Fit Slope

In the context of machine learning, slope of best fit refers to finding the optimal line that best fits a given set of data points. This line is determined by minimizing the difference between the predicted values ​​and the actual data values. This line may pass through some of the points, none of the points, or all of the points.

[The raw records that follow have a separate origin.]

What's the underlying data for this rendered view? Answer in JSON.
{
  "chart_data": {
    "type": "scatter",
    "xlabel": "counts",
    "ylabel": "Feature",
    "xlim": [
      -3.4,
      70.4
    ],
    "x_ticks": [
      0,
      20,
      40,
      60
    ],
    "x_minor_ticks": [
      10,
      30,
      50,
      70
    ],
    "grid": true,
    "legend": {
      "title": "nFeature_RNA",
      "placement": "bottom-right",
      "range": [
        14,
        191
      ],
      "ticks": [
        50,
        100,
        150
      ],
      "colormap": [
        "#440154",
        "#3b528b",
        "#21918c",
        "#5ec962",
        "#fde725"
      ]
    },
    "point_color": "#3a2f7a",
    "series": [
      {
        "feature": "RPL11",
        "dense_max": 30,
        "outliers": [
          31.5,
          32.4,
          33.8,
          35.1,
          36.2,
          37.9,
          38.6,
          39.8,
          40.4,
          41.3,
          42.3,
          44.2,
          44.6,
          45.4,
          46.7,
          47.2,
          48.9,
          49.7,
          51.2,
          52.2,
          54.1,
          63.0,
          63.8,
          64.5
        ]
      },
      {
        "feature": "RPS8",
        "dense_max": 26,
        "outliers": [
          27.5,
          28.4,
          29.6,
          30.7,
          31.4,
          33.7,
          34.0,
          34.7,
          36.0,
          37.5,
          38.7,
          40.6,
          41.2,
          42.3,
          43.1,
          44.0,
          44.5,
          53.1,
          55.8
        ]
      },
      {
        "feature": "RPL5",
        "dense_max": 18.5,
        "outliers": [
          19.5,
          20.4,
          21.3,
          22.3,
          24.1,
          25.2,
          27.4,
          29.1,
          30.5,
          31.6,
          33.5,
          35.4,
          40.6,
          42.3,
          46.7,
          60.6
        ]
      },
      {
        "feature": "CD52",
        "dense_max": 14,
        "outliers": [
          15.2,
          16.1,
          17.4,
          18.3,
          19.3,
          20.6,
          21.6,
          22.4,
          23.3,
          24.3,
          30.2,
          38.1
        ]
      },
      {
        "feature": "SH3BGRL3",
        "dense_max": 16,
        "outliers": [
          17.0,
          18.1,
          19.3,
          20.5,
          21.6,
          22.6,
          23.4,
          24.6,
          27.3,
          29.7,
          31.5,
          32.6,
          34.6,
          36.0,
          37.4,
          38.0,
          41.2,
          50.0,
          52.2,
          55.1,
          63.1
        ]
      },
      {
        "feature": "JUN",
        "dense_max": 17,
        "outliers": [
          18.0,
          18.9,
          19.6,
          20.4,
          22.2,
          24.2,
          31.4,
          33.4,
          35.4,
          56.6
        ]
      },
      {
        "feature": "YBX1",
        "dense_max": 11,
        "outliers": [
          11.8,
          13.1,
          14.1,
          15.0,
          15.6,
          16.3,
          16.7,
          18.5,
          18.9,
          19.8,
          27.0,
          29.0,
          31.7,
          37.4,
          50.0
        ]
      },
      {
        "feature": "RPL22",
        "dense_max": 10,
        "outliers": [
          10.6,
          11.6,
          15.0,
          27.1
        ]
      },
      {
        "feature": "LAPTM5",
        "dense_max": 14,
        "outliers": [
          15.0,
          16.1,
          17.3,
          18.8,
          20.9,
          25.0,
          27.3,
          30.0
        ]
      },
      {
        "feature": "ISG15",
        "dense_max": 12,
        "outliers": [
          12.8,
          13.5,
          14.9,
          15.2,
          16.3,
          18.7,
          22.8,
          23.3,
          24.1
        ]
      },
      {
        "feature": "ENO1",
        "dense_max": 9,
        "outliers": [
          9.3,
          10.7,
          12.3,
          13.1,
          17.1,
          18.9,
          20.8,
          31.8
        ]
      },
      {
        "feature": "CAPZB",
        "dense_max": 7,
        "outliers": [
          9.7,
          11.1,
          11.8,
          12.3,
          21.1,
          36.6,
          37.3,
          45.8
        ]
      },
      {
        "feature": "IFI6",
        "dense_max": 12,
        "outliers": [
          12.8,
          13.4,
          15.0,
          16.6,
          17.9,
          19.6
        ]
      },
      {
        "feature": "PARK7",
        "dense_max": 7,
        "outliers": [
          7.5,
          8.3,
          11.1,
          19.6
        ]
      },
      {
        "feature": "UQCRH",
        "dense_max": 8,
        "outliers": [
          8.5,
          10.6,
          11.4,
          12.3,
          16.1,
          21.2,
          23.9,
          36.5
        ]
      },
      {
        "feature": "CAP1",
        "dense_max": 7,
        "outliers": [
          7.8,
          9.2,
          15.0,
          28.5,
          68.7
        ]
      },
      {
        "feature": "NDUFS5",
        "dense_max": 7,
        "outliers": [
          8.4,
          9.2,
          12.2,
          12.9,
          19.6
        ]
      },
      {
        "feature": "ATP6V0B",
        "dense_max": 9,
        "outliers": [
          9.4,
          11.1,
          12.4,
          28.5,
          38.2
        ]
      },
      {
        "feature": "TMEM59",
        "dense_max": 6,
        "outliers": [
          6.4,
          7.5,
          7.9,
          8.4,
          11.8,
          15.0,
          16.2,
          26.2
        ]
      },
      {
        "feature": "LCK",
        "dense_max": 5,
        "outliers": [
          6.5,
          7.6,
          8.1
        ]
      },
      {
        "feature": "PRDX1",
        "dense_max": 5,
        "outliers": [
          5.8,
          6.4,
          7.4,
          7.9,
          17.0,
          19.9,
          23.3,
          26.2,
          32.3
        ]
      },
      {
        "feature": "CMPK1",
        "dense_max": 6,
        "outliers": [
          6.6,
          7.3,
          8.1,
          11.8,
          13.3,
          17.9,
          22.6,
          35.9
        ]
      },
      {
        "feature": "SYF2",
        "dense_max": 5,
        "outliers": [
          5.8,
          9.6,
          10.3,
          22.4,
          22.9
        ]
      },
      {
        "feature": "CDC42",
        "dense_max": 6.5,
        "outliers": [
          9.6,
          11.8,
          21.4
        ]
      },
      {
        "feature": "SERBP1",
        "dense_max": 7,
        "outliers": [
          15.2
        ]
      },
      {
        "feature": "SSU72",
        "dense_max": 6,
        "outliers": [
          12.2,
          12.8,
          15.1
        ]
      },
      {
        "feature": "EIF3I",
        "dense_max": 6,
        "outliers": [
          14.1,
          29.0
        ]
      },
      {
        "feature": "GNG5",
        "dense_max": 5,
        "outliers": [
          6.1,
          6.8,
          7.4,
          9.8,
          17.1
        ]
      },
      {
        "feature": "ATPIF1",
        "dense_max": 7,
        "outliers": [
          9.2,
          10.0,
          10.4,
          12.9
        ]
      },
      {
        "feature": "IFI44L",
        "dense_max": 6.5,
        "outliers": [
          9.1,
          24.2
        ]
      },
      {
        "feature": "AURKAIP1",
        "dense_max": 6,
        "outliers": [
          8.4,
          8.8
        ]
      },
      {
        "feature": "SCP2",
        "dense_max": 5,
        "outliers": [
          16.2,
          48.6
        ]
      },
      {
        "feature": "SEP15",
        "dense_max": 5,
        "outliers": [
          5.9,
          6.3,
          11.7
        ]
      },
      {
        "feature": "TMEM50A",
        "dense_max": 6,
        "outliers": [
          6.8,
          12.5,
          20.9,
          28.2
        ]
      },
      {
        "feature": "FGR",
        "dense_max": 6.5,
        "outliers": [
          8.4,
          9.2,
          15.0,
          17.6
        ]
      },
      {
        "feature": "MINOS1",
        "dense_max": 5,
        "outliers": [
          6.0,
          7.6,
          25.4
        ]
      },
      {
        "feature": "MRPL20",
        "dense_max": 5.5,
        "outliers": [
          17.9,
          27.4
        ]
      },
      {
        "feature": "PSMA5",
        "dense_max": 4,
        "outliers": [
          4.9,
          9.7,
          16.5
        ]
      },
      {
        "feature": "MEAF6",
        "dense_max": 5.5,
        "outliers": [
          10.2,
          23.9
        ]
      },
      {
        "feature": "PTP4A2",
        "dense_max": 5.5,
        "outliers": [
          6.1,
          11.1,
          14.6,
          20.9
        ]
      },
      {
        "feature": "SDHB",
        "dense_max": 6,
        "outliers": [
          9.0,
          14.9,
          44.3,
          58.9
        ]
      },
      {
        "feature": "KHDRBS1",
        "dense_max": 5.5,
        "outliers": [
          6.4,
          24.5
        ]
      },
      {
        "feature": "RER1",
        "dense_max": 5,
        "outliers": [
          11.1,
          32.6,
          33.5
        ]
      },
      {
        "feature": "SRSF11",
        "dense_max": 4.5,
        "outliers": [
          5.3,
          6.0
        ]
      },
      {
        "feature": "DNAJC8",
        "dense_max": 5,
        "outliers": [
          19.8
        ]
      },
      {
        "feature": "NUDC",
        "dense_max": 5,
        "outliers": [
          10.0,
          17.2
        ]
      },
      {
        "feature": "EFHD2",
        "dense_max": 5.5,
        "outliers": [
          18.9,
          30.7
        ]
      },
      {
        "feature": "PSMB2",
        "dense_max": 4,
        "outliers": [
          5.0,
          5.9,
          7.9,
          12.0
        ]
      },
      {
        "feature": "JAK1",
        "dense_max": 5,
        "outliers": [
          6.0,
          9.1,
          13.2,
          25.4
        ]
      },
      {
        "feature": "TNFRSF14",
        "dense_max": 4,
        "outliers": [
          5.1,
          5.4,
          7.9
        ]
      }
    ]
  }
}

The slope of best fit is commonly used in linear regression, a basic machine learning algorithm.To calculate a given line of best fit, we need to be able to know this mathematical formula:

The equation for the line is: y = MX + B. Where X represents the x-axis values, while M and B is the slope and the distance from the y-axis, respectively. Our first step is to calculate the slope M:
M = ((average of X values ​​* average of Y values) – (average of X values ​​* Y values)) / ((average of X values)^2 – average of (X values^2))

In python:

    m = (
        ((mean(X) * mean(Y)) - mean(X*Y)) /
        ((mean(X)**2)) - mean(X**2)
    )

Next we need to find B value:
B = average of Y values – M*average of X values

In python:

b = mean(Y) - m*mean(X)

In linear-regression we worked on the data set taxis, defining the value of X as follows:

X = np.array(df.drop(columns=['pickup', 'payment', 'price'],
                     axis=1))

We will use this in this exercise to define our X and Y:

X = np.array([ 1.0, 1.6, 7.0, 2.15, 7.96,
                1.0, 0.79, 5.0, 0.0, 13.32],
             dtype = np.float64)
Y = np.array([3.0, 2.16, 9.0, 1.1, 16.36,
               1.0, 0.49, 7.5, 2.16, 4.99],
             dtype = np.float64)

Full code:

from statistics import mean
import numpy as np
import matplotlib.pyplot as plt
from matplotlib import style

style.use('dark_background')

X = np.array([ 1.0, 1.6, 7.0, 2.15, 7.96,
                1.0, 0.79, 5.0, 0.0, 13.32],
             dtype = np.float64)
Y = np.array([3.0, 2.16, 9.0, 1.1, 16.36,
               1.0, 0.49, 7.5, 2.16, 4.99],
             dtype = np.float64)

def Fit_Slope(X,Y):
    m = (
        ((mean(X) * mean(Y)) - mean(X*Y)) /
        ((mean(X)**2)) - mean(X**2)
    )
    b = mean(Y) - m*mean(X)
    return m,b

m,b = Fit_Slope(X, Y)

regression_line = [(m*x)+b for x in X]

plt.scatter(X,Y)
plt.plot(X, regression_line)
plt.show()

Result:

adding predictions:

predict_x = 15
predict_y = (m*predict_x)+b

plt.scatter(X,Y)
plt.plot(X, regression_line)
plt.scatter(predict_x,predict_y, s = 50, color="r")
plt.show()